Thanks for your answers.

i solved my problem after a while so i decided to tell the answer for who have this problem too. you should firs check if $ENV{HTTP_AUTHORIZATION} is defined or not.if its defined you should check the user pass and if its true you print "Content-Type: text/HTML", "\n\n" that means 200ok!and if the ENV not defined you should print print header(-type => 'text/html', -status => '401 Not Authorized','WWW-Authenticate' => 'Basic realm="Videos"') to show the authentication box.

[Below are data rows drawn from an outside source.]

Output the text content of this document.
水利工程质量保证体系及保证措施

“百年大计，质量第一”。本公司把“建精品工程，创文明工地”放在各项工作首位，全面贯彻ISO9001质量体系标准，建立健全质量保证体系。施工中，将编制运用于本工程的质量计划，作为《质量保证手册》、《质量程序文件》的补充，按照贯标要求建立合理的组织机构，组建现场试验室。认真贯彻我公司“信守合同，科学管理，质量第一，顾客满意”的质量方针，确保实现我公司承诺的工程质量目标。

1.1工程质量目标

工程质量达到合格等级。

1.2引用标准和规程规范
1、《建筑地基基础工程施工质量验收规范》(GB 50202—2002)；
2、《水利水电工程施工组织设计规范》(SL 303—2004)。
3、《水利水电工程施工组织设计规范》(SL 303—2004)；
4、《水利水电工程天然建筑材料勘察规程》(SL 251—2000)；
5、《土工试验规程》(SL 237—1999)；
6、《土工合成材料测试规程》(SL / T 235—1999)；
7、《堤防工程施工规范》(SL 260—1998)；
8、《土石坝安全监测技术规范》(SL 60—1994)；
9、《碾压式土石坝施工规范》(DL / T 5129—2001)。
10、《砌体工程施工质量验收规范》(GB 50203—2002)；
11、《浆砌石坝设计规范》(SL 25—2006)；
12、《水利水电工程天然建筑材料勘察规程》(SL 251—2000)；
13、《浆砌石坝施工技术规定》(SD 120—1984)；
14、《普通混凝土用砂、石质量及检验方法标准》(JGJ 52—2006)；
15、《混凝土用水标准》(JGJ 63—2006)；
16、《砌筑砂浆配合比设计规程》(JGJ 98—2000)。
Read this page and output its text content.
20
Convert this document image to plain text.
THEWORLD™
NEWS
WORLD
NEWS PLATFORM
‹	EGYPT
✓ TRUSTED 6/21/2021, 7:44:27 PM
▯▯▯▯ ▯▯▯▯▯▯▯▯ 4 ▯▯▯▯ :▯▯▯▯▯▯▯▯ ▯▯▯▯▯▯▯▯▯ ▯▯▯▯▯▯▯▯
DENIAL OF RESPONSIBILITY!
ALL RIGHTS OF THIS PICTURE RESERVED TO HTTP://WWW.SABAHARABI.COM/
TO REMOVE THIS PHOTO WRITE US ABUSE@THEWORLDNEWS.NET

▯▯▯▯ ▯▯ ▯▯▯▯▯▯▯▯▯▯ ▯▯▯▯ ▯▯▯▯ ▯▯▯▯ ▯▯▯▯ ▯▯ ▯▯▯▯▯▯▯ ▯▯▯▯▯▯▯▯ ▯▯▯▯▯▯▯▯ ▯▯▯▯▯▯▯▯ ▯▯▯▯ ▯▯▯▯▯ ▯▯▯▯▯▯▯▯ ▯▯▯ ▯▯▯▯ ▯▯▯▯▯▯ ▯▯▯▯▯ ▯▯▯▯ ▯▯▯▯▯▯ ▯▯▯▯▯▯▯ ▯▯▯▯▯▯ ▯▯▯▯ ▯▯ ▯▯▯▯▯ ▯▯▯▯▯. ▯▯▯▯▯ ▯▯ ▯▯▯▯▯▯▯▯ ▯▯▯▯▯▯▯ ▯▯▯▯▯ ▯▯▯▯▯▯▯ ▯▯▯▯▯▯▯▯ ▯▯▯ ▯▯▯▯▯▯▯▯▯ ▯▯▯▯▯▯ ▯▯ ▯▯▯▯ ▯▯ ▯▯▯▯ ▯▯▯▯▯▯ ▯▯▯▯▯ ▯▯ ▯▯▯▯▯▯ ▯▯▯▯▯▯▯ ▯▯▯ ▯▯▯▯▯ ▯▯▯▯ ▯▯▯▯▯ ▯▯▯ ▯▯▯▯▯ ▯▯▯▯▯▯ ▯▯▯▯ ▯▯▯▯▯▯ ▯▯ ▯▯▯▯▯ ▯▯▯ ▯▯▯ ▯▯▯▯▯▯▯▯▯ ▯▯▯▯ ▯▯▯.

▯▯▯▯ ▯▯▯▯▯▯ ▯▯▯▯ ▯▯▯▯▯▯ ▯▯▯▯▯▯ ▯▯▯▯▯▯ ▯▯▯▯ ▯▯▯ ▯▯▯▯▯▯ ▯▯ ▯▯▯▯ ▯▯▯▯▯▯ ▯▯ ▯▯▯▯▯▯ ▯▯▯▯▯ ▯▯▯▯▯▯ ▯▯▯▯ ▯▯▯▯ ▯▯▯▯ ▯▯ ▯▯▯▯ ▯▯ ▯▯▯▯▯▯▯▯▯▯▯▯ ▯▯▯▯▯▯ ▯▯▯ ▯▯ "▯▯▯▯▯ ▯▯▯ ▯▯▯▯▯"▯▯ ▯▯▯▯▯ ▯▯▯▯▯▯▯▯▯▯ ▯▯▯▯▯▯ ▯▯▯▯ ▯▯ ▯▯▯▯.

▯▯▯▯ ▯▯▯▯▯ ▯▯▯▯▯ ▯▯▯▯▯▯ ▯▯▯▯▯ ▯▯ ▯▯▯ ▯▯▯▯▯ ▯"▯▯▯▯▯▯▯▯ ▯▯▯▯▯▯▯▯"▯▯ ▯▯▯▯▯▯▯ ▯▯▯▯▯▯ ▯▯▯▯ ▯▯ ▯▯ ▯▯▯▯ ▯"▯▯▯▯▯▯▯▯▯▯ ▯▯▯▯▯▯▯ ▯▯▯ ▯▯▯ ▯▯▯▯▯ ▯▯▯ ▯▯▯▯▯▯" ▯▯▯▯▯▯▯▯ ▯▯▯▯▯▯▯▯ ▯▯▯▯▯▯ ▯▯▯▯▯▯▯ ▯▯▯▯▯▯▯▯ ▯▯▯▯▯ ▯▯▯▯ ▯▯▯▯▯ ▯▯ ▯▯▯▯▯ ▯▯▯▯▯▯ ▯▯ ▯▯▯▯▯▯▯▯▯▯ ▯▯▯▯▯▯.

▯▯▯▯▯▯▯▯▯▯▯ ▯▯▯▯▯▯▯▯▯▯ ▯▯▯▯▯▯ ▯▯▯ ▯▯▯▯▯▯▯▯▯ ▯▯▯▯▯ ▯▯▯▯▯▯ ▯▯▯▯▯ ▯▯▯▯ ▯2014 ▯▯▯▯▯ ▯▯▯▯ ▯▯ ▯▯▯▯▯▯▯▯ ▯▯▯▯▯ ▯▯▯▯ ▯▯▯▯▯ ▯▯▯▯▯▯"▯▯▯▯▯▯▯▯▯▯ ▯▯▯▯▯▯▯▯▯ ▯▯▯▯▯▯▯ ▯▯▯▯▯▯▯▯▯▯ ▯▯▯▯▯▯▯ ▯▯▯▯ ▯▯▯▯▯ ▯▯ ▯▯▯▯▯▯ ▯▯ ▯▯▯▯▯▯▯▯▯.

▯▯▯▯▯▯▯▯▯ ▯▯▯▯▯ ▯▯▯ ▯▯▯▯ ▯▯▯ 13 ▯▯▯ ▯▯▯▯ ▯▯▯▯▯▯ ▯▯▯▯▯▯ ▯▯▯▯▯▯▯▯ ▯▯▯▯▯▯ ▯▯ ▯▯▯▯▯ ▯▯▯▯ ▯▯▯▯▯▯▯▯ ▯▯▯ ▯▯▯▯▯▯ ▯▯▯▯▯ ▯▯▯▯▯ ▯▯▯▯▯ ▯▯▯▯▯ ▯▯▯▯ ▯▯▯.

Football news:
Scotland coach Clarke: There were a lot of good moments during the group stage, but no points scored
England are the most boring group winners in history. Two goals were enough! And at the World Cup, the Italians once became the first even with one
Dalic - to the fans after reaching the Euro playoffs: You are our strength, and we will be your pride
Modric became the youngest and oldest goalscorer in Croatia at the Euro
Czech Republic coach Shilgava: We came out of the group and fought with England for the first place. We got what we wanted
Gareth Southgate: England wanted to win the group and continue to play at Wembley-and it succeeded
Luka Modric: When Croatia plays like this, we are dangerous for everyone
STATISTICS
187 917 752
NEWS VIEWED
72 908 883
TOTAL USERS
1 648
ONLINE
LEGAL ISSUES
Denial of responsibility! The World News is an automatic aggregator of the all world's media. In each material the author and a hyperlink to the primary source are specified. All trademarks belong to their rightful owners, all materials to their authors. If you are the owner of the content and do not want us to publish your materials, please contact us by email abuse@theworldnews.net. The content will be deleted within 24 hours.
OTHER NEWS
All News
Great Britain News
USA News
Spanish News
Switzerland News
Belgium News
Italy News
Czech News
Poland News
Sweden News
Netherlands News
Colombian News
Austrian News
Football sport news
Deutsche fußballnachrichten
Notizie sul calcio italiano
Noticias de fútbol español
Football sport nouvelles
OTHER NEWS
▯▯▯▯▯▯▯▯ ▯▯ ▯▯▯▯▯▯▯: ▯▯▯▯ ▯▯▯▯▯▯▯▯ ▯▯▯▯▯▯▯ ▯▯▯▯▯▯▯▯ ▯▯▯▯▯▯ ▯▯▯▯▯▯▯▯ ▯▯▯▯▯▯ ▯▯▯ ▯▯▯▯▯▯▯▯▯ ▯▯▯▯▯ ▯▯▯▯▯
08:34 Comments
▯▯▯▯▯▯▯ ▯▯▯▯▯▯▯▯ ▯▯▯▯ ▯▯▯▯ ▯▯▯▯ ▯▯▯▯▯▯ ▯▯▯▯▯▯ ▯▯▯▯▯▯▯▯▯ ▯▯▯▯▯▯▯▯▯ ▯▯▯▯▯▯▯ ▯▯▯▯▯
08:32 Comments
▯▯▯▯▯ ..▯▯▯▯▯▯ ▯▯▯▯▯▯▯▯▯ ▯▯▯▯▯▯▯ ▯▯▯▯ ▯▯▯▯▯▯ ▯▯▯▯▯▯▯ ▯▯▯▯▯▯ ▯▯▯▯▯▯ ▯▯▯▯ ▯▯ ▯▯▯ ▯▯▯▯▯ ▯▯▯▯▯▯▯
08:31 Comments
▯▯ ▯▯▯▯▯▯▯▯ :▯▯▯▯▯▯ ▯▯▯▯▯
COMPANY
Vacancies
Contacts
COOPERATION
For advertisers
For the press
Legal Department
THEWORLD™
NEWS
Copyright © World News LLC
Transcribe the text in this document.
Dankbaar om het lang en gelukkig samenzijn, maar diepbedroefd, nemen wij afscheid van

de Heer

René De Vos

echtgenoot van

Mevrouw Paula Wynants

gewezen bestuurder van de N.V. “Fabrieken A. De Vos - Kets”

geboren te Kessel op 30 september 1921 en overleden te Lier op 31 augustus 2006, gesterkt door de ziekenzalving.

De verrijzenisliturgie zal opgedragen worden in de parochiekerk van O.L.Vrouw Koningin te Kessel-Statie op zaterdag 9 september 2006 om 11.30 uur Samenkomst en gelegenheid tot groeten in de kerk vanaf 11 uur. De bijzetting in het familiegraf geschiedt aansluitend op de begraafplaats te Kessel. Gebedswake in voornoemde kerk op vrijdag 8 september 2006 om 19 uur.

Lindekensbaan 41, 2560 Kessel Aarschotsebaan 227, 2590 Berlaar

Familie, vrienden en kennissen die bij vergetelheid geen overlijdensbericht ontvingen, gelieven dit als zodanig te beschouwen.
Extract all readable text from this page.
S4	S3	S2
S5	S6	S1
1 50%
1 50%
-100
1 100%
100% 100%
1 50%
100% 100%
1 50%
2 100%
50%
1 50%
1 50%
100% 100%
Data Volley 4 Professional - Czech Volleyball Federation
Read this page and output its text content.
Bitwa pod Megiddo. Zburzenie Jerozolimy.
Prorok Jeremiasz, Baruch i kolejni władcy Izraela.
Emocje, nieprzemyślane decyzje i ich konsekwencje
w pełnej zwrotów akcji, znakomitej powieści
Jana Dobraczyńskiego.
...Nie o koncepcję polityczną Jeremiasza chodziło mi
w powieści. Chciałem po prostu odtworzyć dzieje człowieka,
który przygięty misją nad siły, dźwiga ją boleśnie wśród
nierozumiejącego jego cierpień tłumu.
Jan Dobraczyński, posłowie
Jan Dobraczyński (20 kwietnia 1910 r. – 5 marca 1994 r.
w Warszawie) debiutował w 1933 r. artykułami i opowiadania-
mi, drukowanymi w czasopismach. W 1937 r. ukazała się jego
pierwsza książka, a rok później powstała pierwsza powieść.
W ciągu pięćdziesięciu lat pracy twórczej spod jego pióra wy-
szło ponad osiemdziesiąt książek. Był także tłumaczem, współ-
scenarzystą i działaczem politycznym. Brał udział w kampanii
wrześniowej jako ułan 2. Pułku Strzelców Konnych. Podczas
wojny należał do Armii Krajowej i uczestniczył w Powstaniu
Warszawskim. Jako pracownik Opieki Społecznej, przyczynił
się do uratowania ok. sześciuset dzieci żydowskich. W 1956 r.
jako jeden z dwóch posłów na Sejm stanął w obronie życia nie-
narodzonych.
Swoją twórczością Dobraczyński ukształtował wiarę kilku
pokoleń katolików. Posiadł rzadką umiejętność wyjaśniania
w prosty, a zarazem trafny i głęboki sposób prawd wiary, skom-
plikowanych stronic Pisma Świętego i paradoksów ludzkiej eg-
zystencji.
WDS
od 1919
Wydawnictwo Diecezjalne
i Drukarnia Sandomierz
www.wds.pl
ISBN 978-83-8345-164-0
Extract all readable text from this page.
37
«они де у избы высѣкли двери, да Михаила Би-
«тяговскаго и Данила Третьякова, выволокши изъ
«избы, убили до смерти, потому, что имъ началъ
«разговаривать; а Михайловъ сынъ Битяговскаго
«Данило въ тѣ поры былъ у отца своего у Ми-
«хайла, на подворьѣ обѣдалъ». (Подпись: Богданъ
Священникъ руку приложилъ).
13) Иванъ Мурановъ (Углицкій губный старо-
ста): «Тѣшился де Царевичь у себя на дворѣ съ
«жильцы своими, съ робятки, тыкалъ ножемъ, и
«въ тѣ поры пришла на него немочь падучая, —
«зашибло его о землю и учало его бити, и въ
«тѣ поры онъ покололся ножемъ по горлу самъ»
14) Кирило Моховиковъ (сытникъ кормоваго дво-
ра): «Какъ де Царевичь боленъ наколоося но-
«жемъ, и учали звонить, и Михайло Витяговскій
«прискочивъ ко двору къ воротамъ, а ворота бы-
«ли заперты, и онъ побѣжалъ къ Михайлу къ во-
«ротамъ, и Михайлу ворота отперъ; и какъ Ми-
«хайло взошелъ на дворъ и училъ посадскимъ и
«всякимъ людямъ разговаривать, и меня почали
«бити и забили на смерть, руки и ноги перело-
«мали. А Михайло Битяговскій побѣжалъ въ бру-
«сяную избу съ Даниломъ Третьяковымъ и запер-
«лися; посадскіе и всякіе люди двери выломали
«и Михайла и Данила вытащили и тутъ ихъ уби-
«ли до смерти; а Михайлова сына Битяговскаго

    $signin = $ENV{HTTP_AUTHORIZATION};
    if(defined $signin){
       check user and password here
       if(true user and password){
          print "Content-Type: text/HTML", "\n\n";
          do your all works here
       }
       else{
          wrong password
       }
    }
    else{
         print header(-type => 'text/html', -status => '401 Not   Authorized','WWW-Authenticate' => 'Basic realm="Videos"');
    }
Solution

  • HTTP Basic Auth works in two steps:

    First step:

    • Browser sends a request
    • Server replies with a full HTTP Response (header, body) with HTTP status code 401
    • Browser shows a (browser-specific) dialog to ask for username and password
    • "OK" on that dialog typicalls starts step 2
    • "Cancel" on that dialog typically shows the response body received earlier - but that depends on the browser implementation. Don't rely on it!

    Second step:

    • Browser re-sends the original request again, but adds an Authorization header
    • Server checks username and password and sends a full response (header, body) with either HTTP status code 200 (OK) or 401 (in this case: "username or password wrong, try again")
    • For code 401: See browser behavior for step 1
    • For code 200: Show the website as usual
    • Any other code is also valid: A 302 to redirect the user, a 500 to show an error, etc.

    Hope that answers your question. If not, I didn't understand your problem.